Не прошла мимо внимания критики и созвучность данного мотива поэтическим инвариантам Пастернака. Отмечается, в частности, связь «совпадений» с интересом Пастернака к контрапунктному (см, например, Ливингстон 1989: 85–86; Гаспаров 1989: 315–358) переплетению событий, процессов и судеб, о котором говорится еще в «Охранной грамоте»: «перебои <…> рядов, разность их хода, отставанье более косных и их нагроможденье позади, на глубоком горизонте воспоминанья» (часть I, гл. 6). Та же мысль в более ясной форме выражена в ДЖ: «Он подумал о нескольких, развивающихся рядом существованиях, движущихся с разною скоростью одно возле другого, и о том, когда чья-нибудь судьба обгоняет в жизни судьбу другого…» (часть XV, гл. 12). Идея «разной скорости» находит как нельзя более точную иллюстрацию именно в сцене с Живаго и Флери, судьбы которых развивались в противоположном темпе (бурная, зигзагообразная, многоплановая жизнь Юрия и простая, однолинейная, неторопливая жизнь мадемуазель Флери, все эти годы устремленная к одному – получению выездной визы), но сближаются в итоговый для обоих момент.
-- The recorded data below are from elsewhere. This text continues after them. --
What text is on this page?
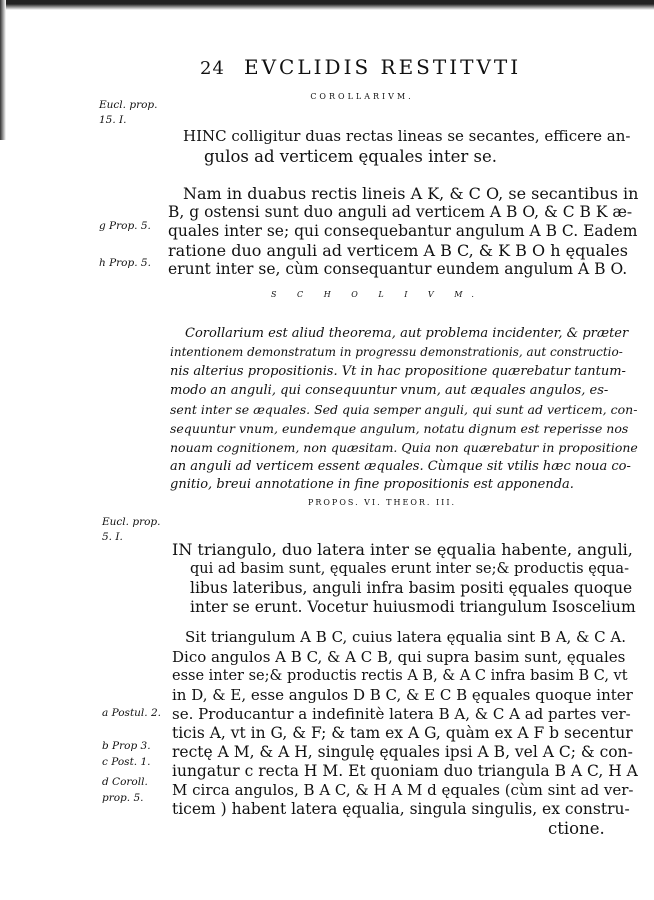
24 EVCLIDIS RESTITVTI
Eucl. prop.
15. I.
g Prop. 5.
h Prop. 5.
Eucl. prop.
5. I.
a Postul. 2.
b Prop 3.
c Post. 1.
d Coroll.
prop. 5.
COROLLARIVM.
HINC colligitur duas rectas lineas se secantes, efficere an-
gulos ad verticem ęquales inter se.
Nam in duabus rectis lineis A K, & C O, se secantibus in
B, g ostensi sunt duo anguli ad verticem A B O, & C B K æ-
quales inter se; qui consequebantur angulum A B C. Eadem
ratione duo anguli ad verticem A B C, & K B O h ęquales
erunt inter se, cùm consequantur eundem angulum A B O.
S C H O L I V M.
Corollarium est aliud theorema, aut problema incidenter, & præter
intentionem demonstratum in progressu demonstrationis, aut constructio-
nis alterius propositionis. Vt in hac propositione quærebatur tantum-
modo an anguli, qui consequuntur vnum, aut æquales angulos, es-
sent inter se æquales. Sed quia semper anguli, qui sunt ad verticem, con-
sequuntur vnum, eundemque angulum, notatu dignum est reperisse nos
nouam cognitionem, non quæsitam. Quia non quærebatur in propositione
an anguli ad verticem essent æquales. Cùmque sit vtilis hæc noua co-
gnitio, breui annotatione in fine propositionis est apponenda.
PROPOS. VI. THEOR. III.
IN triangulo, duo latera inter se ęqualia habente, anguli,
qui ad basim sunt, ęquales erunt inter se;& productis ęqua-
libus lateribus, anguli infra basim positi ęquales quoque
inter se erunt. Vocetur huiusmodi triangulum Isoscelium
Sit triangulum A B C, cuius latera ęqualia sint B A, & C A.
Dico angulos A B C, & A C B, qui supra basim sunt, ęquales
esse inter se;& productis rectis A B, & A C infra basim B C, vt
in D, & E, esse angulos D B C, & E C B ęquales quoque inter
se. Producantur a indefinitè latera B A, & C A ad partes ver-
ticis A, vt in G, & F; & tam ex A G, quàm ex A F b secentur
rectę A M, & A H, singulę ęquales ipsi A B, vel A C; & con-
iungatur c recta H M. Et quoniam duo triangula B A C, H A
M circa angulos, B A C, & H A M d ęquales (cùm sint ad ver-
ticem ) habent latera ęqualia, singula singulis, ex constru-
ctione.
Но и более простые и проходные совпадения, менее нагруженные символикой – вроде встречи с Галузиным, – вносят свой вклад в такое построение романного мира, при котором принципы взаимной координации, контрапункта и параллелизма судеб ни на миг не давали бы о себе забыть.
В «совпадениях» и других поразительных стечениях обстоятельств в ДЖ, несомненно, присутствуют также коннотации чуда, скрытого обещания, неожиданного подарка судьбы и т. д., которые относятся к числу наиболее распространенных пастернаковских мотивов, ср.:
Это поистине новое чудо… («Опять весна»); Чудесами в решете / Полна зима… («Зазимки»); Но чудо есть чудо и чудо есть бог… («Чудо»); Ты больше чем просят, даешь… («Иней»); Себя и свой жребий подарком / Бесценным Твоим сознавать… («В больнице»); И что-то впереди еще есть… («Поездка») и мн. др.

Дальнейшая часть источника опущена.